Product categorization project, using the Gemini embeddings API to assign subcategories to products based on existing subcategories, and performed through embeddings comparisons.
See notebook here.
The objective was to understand how we can reliably assign subcategories to new products using existing product data through embeddings.
The categorization is based on embeddings similarities: the subcategory assigned to a new product is the subcategory of the existing product whose embeddings are the closest to the new product's embeddings.
In this project, the embeddings are product names transformed in lists of float values, known as vectors.
The closer two values' embeddings are, the closer their semantic meaning.
For this reason, embeddings can be used to group data based on their semantic similarity.
For more details, refer to Google's embeddings guide.
The Gemini embeddings API offers the task_type
parameter to enable the user to specify what the embeddings will be used for.
In this project, two task types were used to compare their reliability:
- semantic similarity
- classification
For a same value, different task types will produce different embeddings.
See the TaskType API reference page
To check the reliability of this process, tests were run on products that already had a subcategory.

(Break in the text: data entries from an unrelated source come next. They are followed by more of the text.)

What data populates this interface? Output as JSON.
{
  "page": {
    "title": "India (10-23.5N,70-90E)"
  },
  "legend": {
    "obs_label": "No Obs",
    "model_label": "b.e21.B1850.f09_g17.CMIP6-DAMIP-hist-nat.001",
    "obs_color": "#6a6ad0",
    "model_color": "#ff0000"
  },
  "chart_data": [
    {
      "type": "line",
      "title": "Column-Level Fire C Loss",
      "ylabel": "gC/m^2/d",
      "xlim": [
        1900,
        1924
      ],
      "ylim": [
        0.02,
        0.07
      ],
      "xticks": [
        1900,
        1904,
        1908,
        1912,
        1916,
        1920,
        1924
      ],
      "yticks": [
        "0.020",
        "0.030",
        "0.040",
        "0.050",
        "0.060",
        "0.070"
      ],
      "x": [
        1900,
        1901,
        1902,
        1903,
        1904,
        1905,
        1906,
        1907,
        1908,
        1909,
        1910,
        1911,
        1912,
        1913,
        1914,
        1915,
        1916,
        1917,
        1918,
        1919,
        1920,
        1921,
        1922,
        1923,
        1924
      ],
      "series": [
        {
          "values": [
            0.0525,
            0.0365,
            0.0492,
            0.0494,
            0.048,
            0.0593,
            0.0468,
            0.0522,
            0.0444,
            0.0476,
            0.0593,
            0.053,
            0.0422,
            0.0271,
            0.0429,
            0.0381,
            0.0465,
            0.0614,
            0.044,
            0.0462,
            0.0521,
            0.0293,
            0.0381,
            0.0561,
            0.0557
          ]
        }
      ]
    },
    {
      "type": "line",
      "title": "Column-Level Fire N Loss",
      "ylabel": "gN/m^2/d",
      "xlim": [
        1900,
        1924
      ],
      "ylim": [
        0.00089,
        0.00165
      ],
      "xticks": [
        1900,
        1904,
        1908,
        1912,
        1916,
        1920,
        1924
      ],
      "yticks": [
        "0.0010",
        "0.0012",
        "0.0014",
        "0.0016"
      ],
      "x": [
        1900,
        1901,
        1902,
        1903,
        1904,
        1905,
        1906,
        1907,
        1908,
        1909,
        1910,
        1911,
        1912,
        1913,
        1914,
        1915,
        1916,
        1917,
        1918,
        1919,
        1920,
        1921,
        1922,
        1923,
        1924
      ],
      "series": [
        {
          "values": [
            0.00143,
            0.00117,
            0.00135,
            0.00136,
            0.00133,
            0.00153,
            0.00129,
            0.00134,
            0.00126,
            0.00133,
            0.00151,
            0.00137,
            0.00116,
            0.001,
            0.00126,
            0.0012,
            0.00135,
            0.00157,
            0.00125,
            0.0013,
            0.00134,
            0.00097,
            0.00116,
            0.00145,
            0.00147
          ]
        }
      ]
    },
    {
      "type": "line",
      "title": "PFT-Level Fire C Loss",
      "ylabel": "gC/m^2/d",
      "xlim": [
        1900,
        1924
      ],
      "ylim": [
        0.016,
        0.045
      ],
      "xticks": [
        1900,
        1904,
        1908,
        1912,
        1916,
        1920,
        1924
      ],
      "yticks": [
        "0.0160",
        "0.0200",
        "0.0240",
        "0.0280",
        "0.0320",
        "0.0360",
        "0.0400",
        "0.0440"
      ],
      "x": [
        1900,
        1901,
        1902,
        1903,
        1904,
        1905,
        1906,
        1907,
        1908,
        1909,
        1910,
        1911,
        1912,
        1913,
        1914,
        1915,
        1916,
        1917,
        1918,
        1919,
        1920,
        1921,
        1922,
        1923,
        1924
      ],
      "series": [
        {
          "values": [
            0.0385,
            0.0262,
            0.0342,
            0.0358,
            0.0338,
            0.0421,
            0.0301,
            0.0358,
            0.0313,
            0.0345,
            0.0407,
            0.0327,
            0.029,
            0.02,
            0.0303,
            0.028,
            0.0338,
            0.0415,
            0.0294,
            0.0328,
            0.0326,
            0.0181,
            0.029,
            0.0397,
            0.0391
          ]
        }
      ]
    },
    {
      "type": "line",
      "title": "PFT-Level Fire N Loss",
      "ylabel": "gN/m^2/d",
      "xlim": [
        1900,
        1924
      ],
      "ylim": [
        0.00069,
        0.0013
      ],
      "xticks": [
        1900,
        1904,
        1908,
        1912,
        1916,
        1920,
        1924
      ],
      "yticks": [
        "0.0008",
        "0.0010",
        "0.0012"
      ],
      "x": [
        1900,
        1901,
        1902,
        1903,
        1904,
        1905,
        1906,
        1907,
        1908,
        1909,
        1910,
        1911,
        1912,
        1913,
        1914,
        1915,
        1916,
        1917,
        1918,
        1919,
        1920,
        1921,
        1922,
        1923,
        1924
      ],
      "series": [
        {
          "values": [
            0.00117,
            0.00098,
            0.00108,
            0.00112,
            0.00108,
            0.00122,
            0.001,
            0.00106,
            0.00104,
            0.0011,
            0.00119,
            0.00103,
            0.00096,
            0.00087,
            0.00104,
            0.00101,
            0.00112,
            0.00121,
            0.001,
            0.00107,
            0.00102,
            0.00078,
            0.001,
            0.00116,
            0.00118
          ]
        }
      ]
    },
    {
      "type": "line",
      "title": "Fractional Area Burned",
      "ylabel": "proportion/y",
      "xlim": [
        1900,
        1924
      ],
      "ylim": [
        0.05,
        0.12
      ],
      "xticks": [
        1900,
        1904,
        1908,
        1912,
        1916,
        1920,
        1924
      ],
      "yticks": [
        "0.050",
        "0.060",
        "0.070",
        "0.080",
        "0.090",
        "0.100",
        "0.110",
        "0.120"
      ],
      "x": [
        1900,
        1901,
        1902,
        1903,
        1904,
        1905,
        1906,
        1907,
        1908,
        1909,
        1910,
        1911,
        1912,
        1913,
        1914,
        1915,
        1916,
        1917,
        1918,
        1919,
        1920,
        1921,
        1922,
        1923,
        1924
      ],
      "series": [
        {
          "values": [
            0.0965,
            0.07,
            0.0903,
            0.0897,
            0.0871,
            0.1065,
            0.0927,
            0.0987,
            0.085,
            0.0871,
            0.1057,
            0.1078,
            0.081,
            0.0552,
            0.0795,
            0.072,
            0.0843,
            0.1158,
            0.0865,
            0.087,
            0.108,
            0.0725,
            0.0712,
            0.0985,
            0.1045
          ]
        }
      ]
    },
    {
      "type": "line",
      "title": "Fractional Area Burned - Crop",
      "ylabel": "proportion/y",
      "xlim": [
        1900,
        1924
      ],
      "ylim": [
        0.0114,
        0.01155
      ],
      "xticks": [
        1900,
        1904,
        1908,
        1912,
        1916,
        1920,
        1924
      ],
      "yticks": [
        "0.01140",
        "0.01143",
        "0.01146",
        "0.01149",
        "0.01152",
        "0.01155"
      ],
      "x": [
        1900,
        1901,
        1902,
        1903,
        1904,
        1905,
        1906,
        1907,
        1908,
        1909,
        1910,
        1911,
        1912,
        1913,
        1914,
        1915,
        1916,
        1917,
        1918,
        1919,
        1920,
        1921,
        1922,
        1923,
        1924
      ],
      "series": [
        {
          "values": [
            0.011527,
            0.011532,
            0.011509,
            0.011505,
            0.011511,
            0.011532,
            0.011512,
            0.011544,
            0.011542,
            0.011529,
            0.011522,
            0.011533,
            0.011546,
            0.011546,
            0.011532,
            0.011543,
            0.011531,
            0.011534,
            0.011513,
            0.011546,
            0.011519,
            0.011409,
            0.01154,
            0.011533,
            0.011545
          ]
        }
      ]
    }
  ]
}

Pass/Fail conditions are as follows:
- Pass: the new subcategory assigned to a product is identical to its default subcategory
- Fail: the new subcategory assigned to a product is different from its default subcategory
See the testing steps below :
- Load source file with all the products and their subcategory
- File is divided in 2 parts:
- dataset, used as a baseline to assign a new subcategory to new products
- testing subset, containing products with existing subcategories, used to check if the new subcategory assigned is identical to the existing subcategory
- Generate embeddings for each product of the dataset
- Generate embeddings for the product of the testing subset
- Compare the embeddings of the testing subset product to the embeddings of the dataset products
- Return the dataset product with the closest embeddings to the embeddings of the testing subset product
- Assign the returned dataset product's subcategory to the testing subset product
See the simplified diagram below
In this simplified diagram, we can see the test failed for Product 10 since the new subcategory returned (C) is different from the default subcategory (B).
The test results indicate that product categorization is more reliable when using the semantic similarity task_type
compared to the classification task_type
.
On a sample of 100 products:
- 66 passed the tests with the semantic similarity
task_type
- 53 passed the tests with the classification
task_type
Given the small scale of this project, the next step would be to experiment on a larger scale to yield better results by leveraging the following elements:
- large dataset (1M+ products)
- large testing subset (1000+ products)
- batch method to generate embeddings in shorter processing time
- vector database to store/query embeddings
In the output example below, we can see that the test has failed for product #6 since the new subcategory is different from the default subcategory.
The material used is an Amazon product dataset csv file (source).